I don't know about everyone else, but to me this is the key element on the list. Some thoughts:

- Burnout is when you just can't play hurt any more. Maybe some of us wake up some mornings and wish that just once, it didn't hurt so much?

- Different athletes have different pain thresholds... some days a lot of the "good habits" and "productivity" advice seems to come from people with bizarrely high pain thresholds. Is it any wonder it doesn't work as well for others?

- Many successful athletes are less organised, less conscientious and less productive in other parts of their lives. It's relatively easy to play hurt in your "main game" particularly if it's your passion. Playing hurt in every aspect of life is maybe more complex/draining/difficult.
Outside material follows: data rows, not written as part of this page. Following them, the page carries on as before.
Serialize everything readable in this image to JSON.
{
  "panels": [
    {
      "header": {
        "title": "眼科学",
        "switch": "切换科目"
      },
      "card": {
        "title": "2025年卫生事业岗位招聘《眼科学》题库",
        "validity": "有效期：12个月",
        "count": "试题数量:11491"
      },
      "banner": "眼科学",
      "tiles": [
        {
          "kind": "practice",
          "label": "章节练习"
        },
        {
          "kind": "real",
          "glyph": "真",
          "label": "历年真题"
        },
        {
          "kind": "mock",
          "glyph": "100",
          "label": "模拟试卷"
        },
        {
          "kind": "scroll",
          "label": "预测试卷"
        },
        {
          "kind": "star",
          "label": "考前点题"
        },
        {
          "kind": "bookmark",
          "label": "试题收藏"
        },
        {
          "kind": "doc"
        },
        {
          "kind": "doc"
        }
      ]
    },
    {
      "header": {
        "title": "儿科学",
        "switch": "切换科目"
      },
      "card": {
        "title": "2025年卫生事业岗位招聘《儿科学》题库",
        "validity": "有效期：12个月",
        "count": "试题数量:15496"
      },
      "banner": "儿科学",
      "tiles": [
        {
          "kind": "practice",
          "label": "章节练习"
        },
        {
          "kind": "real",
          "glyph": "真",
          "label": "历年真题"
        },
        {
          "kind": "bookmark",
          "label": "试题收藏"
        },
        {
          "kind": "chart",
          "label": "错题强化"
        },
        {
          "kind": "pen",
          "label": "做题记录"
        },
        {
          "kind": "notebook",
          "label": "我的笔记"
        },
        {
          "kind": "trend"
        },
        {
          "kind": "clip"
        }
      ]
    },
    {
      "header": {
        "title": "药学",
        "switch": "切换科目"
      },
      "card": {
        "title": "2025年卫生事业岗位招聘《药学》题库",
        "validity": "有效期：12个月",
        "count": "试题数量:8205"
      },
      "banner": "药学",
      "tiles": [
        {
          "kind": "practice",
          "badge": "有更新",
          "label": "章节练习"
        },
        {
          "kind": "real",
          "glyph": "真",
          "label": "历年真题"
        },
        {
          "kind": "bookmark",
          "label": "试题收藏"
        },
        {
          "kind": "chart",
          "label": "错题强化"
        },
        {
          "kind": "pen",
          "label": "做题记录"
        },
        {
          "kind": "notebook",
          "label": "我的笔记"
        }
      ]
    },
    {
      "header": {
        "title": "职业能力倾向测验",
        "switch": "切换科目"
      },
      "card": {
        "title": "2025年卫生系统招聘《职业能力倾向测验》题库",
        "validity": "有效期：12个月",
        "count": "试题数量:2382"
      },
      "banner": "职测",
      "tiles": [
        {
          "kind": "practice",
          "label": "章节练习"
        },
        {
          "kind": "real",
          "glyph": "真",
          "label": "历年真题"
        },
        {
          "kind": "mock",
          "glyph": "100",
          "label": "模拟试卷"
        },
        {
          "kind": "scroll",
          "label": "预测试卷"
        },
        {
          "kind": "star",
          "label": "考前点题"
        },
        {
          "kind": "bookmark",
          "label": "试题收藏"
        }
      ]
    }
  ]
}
- As a supplement to the above, we've become enamoured of the "myth of the marathon runner" in thinking about motivation, habits etc. But the reality is that few goals in life are anywhere near as cut and dried as running a marathon (or indeed, any other kind of sports competition.) And yes, we can all sit and create more focused, SMART objectives for ourselves, but those are mostly much more artificial constructs. Perhaps some kind of "suspension of disbelief" is important? Perhaps ordinary life is harder to visualise that "winning that gold medal" and as such the techniques of athletic training need more adjustment before they are applied?

- Playing hurt can lead to injuries that leave you crippled for life. We know so little about the mental side of ourselves. By comparison in pro sports now we've gotten much better at working out when someone can play hurt and when they should rest, to prevent making the physical injury worse.

October 27, 2008 | Unregistered CommenterMetatone

Thanks for stopping by, Cindy.

October 27, 2008 | Unregistered Commentermatthewcornell

Apparently I'm not the only one who eschews short posts :-)

October 27, 2008 | Unregistered Commentermatthewcornell

> to me this is the key element on the list

Yea! A "hit."

> bizarrely high pain thresholds. Is it any wonder it doesn't work as well for others?

That's a *really* interesting analogy to productivity. Pain = Willingness (or ability) to adopt methods?

> "main game"

Conservation of energy?

> Perhaps ordinary life is harder to visualise that "winning that gold medal"

That's definitely another missing post: "10 productivity metaphors and how they're broken"

Thanks a tone for the insights, Metatone.